Another lucky shot! {UPDATED}​




​
-Shea :mrgreen:


----------



## BYoung (Jan 21, 2008)

This is a great shot. How the front of it is all folded up weird makes it almost look fake. I got a laugh out of it anyways... There a story behind why it happened?


----------



## Sideburns (Jan 21, 2008)

BYoung said:


> This is a great shot. How the front of it is all folded up weird makes it almost look fake. I got a laugh out of it anyways... There a story behind why it happened?



lol I'm pretty sure it IS fake...


----------



## JDS (Jan 21, 2008)

Doesn't look fake to me..just looks like it's being deflated.

Kinda cool either way...


----------



## MissMia (Jan 21, 2008)

Great shot.  I love the people running toward the blimp.


----------



## matt-l (Jan 21, 2008)

lol, it looks fake-ish to me the cockpit thing looks fake anyway


----------



## lifeafter2am (Jan 21, 2008)

I don't know, it looks fake to me.  I did a google search on blimp crashes and this is all I found: MetLife Blimp Crashes.


----------



## Ls3D (Jan 21, 2008)

Updated, '3 Seconds Latter'

-Shea :mrgreen:


----------



## Battou (Jan 21, 2008)

This one looks better but there is still some issues with the water IMO


----------



## Big Bully (Jan 21, 2008)

Wow that is a cool shot!


----------



## shorty6049 (Jan 22, 2008)

oh yeah... i remembered that ls3D was a 3d graphic artist... i would have believed this probably if it werent for that fact, VERY good work nonetheless!


----------



## Ls3D (Jan 22, 2008)

> I remembered that Ls3D was a 3d graphic artist...


Yeah lets hope I never shoot a real UFO, my credentials will make it impossible to believe.

Some of the early replies were to a less realistic version, before I over-wrote it with this tighter comp. And to make it look better I roughed out a 3D blimp and ran cloth dynamics on it to improve the deflated portion.

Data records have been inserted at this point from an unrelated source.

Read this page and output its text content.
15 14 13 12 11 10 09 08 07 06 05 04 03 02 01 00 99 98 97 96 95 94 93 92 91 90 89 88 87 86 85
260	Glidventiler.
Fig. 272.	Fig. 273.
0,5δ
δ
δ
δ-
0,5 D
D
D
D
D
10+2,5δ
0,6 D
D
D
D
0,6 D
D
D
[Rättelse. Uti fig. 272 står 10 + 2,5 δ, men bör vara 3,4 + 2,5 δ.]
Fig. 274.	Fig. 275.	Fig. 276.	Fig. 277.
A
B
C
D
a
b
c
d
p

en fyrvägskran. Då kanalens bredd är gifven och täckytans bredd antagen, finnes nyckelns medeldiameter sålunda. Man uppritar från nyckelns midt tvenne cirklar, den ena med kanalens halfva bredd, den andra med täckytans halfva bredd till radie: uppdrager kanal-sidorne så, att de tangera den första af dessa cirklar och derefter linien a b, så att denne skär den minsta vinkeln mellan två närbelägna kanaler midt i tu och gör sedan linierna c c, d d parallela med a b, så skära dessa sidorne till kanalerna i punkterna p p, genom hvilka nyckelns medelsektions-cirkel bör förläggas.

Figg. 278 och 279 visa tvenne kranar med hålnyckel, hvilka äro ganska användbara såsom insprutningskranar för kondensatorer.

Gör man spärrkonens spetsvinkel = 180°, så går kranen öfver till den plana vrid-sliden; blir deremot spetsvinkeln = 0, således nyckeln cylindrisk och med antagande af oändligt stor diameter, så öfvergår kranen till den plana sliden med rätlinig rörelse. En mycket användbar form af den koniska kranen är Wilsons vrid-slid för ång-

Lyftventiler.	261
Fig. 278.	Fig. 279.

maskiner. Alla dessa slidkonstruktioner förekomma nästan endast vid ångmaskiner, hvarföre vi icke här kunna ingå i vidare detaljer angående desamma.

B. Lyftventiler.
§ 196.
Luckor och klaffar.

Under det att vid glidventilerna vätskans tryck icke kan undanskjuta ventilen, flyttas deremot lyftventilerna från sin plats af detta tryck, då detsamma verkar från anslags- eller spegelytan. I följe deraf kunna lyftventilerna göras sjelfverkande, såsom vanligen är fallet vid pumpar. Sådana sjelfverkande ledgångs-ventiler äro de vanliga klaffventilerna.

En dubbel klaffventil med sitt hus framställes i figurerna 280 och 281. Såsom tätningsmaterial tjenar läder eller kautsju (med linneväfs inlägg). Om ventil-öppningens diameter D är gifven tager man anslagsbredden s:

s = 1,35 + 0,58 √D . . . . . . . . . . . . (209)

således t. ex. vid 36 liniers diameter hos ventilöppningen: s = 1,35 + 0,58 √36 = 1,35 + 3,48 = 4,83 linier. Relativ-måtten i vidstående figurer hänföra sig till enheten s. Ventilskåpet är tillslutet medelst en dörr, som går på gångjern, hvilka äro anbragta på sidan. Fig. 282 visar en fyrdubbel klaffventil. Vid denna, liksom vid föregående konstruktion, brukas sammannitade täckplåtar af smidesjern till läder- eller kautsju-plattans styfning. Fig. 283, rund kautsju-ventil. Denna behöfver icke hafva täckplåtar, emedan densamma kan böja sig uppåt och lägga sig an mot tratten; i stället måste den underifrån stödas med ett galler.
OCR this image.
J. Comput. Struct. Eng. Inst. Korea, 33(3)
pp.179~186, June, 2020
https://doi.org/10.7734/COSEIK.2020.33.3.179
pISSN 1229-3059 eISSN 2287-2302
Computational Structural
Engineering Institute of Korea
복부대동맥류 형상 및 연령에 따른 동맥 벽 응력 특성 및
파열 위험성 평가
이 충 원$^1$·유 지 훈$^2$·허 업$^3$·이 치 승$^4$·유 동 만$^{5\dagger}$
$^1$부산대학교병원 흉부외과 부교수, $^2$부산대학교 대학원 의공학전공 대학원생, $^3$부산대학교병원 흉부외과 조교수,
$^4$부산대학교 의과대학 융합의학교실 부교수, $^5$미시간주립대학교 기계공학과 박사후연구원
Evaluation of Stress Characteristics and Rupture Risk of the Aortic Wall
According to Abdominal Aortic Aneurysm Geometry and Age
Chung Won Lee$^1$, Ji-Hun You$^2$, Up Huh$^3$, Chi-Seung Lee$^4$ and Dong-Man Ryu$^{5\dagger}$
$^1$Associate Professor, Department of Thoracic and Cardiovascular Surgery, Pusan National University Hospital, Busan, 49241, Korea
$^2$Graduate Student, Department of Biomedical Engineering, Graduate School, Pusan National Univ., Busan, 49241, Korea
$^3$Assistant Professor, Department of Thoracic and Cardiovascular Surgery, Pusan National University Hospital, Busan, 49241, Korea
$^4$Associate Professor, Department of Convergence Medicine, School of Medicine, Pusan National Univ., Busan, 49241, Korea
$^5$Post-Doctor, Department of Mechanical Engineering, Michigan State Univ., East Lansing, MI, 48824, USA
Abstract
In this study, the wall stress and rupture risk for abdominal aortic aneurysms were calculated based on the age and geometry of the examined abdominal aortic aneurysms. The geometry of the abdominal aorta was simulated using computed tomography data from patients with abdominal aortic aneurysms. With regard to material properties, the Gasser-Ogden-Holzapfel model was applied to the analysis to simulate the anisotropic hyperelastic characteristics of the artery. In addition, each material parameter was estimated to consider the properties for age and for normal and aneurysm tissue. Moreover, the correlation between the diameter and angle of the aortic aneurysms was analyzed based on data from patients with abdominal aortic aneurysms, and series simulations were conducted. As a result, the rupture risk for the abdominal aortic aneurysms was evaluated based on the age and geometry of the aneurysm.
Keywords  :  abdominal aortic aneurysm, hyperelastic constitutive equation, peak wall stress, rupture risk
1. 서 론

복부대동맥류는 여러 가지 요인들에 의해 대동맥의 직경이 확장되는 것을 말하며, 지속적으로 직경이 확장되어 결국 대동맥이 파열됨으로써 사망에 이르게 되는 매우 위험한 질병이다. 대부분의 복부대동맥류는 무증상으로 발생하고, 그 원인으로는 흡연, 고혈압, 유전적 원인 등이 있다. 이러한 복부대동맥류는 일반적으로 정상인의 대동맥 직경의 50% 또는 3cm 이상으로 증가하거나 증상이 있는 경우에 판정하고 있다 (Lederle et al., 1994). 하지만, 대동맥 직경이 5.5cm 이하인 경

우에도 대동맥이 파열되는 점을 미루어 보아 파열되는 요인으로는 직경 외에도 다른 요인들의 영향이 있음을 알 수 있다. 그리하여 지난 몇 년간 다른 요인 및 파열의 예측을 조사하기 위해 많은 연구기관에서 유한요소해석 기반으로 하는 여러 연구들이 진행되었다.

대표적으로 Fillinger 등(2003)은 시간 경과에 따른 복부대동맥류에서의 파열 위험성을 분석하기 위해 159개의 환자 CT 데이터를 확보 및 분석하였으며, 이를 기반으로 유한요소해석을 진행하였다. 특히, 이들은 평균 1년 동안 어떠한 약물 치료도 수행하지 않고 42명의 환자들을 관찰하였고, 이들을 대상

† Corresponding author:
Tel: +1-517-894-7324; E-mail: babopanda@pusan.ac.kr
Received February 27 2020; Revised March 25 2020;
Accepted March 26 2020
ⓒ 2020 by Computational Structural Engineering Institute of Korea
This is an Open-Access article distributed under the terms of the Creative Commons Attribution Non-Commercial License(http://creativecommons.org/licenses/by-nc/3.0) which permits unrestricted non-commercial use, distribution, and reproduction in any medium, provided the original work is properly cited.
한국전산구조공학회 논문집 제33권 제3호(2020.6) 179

I have provided the two photos here if anyone want to play. Since they were shot at similar orientations the composite was pretty easy, although this would be a draft study for some of my clients.

-Shea :mrgreen:


----------



## shorty6049 (Jan 22, 2008)

where would i post my own version of it? in here, or in the linked thread? (its not as good as yours, but i tried..)


----------